Hundreds of Arrests Follow Kurdish Terror Attack on Istanbul Soccer Stadium

Reuters / Saturday, December 10, 2016 Police arrive at the site of an explosion in central
REUTERS/Murad Sezer

The Turkish government has arrested 235 people and counting following a deadly terrorist bombing near a football (soccer) stadium in Istanbul, claimed by a Kurdish separatist terror group.

The Turkish newspaper Hurriyet reports that police have detained 235 people, “including local executives of the opposition Peoples’ Democratic Party (HDP),” following an investigation into the Kurdistan Workers’ Party (PKK), a U.S.-designated Marxist terrorist group. It remains unclear whether these arrests are directly related to the Istanbul bombing, as the PKK did not take credit for the attack. Instead, a group known as the Kurdistan Freedom Hawks (TAK), sometimes translated as “Kurdistan Freedom Falcons,” took responsibility for the bombing.

TAK is closely aligned with the PKK and has described itself on its website as a coalition of former members of the PKK who have resorted to violence to oppose the Islamist regime of Recep Tayyip Erdogan and free the imprisoned PKK leader Abdullah Ocalan. “We then decided the methods of struggle of [the PKK], which pay attention to political considerations, were too feeble,” their site reads.

TAK has also taken responsibility for a June 2016 car bombing targeting riot police and the October bombing of an Istanbul police station. TAK has on multiple occasions employed female suicide bombers to execute their attacks.

The HDP is a center-left, Kurdish-friendly party that has supported the election of multiple Kurdish, Christian, and other minority legislators. Erdogan’s government has regularly accused the HDP of maintaining too close ties to the PKK and has arrested dozens of its members, including its co-chairs Selahattin Demirtaş and Figen Yüksekdağ. To do so, Erdogan’s Islamist Justice and Development Party (AKP) pushed through the legislature a bill that stripped legislators of their criminal immunity. Demirtaş, Yüksekdağ, and their peers are being held on a variety of charges of supporting a terrorist group.

Demirtaş had previously accused Erdogan himself of abetting terrorists, comparing the AKP to the Islamic State earlier this year.

HDP leaders have accused Turkish law enforcement of torturing Demirtaş while imprisoned. “We are here today for Demirtaş’s prison conditions.
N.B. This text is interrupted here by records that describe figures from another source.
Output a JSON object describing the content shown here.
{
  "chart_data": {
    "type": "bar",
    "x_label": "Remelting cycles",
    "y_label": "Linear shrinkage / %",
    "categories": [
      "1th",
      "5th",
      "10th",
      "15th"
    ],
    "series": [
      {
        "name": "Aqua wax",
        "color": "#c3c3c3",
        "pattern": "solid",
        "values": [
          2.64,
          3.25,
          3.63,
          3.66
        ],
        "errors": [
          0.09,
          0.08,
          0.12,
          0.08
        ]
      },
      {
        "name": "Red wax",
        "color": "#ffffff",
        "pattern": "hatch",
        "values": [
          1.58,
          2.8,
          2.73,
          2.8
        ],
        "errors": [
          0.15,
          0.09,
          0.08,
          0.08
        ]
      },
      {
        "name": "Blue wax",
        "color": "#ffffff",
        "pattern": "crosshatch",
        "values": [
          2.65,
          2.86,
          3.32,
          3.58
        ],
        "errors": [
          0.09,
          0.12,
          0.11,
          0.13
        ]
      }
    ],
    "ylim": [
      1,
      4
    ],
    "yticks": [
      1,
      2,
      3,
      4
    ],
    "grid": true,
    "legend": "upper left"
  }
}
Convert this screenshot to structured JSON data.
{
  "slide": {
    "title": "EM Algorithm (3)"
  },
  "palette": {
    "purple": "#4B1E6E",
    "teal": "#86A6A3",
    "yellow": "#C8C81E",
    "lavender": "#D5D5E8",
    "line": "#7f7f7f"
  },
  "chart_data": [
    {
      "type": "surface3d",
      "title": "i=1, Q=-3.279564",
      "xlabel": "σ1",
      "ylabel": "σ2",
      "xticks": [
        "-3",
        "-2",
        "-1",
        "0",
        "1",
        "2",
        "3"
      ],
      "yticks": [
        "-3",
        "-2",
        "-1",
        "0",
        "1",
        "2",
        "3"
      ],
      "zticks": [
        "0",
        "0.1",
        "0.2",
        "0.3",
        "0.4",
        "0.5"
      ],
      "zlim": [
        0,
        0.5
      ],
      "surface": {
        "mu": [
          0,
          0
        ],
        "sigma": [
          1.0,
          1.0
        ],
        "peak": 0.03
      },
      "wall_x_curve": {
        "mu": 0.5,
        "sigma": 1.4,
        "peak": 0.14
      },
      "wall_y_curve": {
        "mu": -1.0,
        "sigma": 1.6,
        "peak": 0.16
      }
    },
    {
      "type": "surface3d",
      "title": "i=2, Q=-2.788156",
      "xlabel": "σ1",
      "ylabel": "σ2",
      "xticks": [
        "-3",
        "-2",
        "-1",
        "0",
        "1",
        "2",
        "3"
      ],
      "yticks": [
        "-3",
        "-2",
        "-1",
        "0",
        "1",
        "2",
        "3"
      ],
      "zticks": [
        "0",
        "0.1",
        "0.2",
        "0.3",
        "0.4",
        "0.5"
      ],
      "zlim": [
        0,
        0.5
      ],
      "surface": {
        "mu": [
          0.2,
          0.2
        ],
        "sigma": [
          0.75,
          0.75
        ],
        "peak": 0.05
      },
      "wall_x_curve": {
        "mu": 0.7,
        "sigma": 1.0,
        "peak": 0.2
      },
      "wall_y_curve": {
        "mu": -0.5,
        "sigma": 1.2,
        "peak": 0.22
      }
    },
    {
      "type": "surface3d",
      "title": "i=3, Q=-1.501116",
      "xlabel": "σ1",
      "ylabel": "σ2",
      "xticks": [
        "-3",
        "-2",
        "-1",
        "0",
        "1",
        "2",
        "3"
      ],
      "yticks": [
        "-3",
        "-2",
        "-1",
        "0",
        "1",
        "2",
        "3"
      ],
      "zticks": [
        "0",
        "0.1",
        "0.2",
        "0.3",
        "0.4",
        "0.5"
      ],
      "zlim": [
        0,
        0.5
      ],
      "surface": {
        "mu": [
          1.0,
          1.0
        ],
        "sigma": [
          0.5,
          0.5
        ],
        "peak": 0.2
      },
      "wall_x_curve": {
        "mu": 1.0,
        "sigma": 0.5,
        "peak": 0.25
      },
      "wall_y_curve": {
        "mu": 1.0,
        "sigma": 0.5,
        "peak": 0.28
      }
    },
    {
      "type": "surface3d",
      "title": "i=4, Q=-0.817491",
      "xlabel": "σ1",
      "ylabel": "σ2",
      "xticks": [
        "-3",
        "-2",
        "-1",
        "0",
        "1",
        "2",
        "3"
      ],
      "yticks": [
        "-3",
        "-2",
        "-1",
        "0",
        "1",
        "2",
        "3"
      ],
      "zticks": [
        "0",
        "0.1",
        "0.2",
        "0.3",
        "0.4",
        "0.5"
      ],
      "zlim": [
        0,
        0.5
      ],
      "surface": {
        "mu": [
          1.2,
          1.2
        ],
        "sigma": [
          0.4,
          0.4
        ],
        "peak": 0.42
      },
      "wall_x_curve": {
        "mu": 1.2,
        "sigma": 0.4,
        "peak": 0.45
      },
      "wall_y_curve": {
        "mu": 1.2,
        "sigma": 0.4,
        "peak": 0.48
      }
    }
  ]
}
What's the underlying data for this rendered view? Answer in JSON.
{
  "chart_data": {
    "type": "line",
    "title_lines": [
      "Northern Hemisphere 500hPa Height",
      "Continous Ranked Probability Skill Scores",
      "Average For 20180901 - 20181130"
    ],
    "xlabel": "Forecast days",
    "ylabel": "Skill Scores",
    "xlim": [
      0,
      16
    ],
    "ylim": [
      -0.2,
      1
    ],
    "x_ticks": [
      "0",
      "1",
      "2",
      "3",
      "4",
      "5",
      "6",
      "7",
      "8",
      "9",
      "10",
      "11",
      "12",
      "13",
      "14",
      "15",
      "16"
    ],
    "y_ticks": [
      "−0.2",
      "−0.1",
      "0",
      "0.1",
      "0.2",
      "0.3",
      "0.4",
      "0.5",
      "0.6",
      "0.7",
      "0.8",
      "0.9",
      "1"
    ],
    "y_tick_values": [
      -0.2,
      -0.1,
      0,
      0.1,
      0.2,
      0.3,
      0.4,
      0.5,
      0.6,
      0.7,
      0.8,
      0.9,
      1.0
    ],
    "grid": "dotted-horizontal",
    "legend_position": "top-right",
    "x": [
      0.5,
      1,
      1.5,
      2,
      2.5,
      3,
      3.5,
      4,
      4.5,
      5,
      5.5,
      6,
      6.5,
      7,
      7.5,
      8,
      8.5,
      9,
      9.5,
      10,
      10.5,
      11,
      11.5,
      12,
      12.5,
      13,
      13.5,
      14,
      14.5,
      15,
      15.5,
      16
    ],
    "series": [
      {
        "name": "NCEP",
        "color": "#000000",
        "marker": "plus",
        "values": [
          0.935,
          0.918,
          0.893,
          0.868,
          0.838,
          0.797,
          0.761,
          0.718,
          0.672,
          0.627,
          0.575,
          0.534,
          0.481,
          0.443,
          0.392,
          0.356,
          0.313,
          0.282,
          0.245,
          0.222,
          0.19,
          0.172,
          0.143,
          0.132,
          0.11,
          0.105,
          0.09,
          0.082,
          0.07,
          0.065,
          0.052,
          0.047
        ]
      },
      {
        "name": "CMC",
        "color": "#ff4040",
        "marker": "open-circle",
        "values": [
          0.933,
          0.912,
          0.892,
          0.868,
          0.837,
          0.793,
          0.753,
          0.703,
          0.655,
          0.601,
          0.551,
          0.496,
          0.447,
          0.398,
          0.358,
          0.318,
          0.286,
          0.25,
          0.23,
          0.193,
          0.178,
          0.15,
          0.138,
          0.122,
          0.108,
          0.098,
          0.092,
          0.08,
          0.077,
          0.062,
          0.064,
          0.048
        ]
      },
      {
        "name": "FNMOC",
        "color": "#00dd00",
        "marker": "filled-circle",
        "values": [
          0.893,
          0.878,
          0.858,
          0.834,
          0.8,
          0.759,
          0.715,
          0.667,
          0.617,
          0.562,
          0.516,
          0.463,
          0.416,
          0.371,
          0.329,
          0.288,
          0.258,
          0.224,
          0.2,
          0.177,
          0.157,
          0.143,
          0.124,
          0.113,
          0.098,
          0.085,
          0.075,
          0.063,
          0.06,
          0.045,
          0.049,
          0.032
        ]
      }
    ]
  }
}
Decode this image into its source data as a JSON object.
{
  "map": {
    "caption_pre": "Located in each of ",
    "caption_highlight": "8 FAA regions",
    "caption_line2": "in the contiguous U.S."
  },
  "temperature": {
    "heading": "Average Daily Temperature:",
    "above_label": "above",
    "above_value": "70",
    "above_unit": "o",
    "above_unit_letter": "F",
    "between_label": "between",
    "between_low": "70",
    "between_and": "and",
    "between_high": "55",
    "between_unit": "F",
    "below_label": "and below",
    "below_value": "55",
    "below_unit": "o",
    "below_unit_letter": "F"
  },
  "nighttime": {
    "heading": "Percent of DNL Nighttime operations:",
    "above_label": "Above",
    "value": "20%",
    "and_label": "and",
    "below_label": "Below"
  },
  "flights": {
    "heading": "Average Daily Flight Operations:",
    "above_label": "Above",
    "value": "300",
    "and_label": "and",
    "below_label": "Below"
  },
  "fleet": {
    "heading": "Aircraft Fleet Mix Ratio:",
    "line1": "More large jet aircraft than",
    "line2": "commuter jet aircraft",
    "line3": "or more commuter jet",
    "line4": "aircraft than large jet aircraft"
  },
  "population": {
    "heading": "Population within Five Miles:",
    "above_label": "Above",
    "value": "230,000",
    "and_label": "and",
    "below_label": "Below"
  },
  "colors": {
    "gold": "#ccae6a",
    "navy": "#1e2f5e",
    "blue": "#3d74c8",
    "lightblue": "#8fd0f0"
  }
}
Unfortunately, he is still being kept in isolation alone,” HDP deputy Meral Danış Beştaş said last week. “Isolation is a form of torture and our lawmakers and co-chairs are being overtly subjected to torture.”

The Turkish state-run Anadolu Agency reports that 44 people were killed in the Istanbul attack and 98 injured, according to the government. Of those killed, 36 were police, in keeping with TAK’s stated objective of targeting law enforcement officers. Police have arrested 13 people suspected of direct ties to this attack, separate from the hundreds arrested for PKK ties nationwide this week.

“No one should have any doubt about our fight against terrorism,” Erdogan said Sunday while visiting those hospitalized following the attack. “We are the owners of this country, and will not leave it to those scums if they aim to scare us with such attacks,” he added.

The Turkish military reported that it had attacked multiple PKK targets in Iraq following the terrorist bombing, destroying twelve of them, according to state-run Anadolu Agency.